= Yellow House (red-light district) =

Former red-light district in South Korea

Yellow House is the name of a former red-light district in Sungui-dong, Michuhol District, Incheon, South Korea. The area had been a center for sex work in the area since March 1962. Before this, the first brothel in the city was a 1902 establishment Budo Yugak, which was ultimately moved to the Yellow House district during the Park Chung Hee administration. Beginning in 2008, the local government put significant effort in dismantling the district. By 2021, the last brothel had been demolished.

== History ==
A predecessor brothel to the area, called Budo Yugak was founded in 1902 in Sinheung-dong, Jung District. 17 restaurants invested 800 yen each to found the establishment. The clients were primarily Japanese. The brothel continued operating until after Park Chung Hee seized power in the May 16 coup. His military government took steps to relocate the various brothels in the city elsewhere, with Sungui-dong being one of the destinations. To support this effort, the city government provided brothels with loans for relocation expenses. The relocations were completed by March 1962, and a market was built in the place of the original brothel.
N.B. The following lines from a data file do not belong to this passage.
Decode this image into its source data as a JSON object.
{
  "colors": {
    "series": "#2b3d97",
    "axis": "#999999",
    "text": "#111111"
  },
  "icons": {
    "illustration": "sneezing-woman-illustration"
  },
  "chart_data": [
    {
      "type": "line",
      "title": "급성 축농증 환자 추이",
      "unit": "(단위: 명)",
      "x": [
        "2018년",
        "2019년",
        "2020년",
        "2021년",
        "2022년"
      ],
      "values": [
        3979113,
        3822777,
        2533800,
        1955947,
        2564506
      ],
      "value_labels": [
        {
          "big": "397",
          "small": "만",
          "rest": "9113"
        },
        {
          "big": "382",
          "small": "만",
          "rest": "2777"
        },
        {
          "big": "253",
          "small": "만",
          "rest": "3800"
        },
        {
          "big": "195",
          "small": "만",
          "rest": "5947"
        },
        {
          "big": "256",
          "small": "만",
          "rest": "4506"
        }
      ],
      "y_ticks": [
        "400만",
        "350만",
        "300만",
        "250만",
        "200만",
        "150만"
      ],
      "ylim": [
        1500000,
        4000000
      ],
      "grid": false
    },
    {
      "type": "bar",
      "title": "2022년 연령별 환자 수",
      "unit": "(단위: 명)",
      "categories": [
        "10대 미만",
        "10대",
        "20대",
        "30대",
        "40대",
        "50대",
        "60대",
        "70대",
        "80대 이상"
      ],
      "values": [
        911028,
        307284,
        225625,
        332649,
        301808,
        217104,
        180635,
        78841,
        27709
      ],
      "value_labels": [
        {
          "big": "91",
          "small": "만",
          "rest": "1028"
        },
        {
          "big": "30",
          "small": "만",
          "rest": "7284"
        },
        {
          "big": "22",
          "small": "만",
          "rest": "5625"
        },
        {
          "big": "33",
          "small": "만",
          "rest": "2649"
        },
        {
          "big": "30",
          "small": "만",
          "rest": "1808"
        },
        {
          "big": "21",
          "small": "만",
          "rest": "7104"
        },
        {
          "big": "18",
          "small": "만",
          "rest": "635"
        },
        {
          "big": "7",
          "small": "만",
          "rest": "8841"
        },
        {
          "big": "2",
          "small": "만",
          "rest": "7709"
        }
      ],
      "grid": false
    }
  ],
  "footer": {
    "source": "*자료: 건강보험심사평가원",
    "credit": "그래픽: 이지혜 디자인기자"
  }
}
In the 1960s, around 10 brothels existed in the district. This number grew to 30 after the 1980s. By 2008, there were 25 establishments with 120 employees. On October 13, 2008, the area was targeted for redevelopment. On September 20, 2010, a project was approved to demolish and redevelop the area. However, plans stalled due to a real estate recession that occurred around that time. The efforts were made a local housing association project in 2015. In 2016, the city government requested that business owners tint their glass to minimize display of their services to passersby. Land purchases and compensation of owners was completed by October 2018, However, there were 16 establishments with 70 employees operating by that point. Buildings were set to be demolished by that year, with a new apartment scheduled to be constructed in the first half of 2019, and move-ins scheduled for 2022. A counseling center for sex workers exists in the district. By 2020, it was the last red-light district in the city.

In 2020, various sex workers seeking compensation for the loss of their livelihood lost a lawsuit, on the grounds that they had just rented rooms from a building and were not owners of the establishment. By this point, only four establishments remained. Plans had once existed to allocate funds to assist the sex workers in finding other forms of work, but these were highly controversial. They were ultimately rejected on December 21, 2021. A district official provided the justification that, by this point, all brothels had been demolished, so that there was no point in paying compensation to the former sex workers.

Each business in the district had once been numbered from 1 to 33, although the numbers 4, 14, and 24 were avoided for superstitious reasons.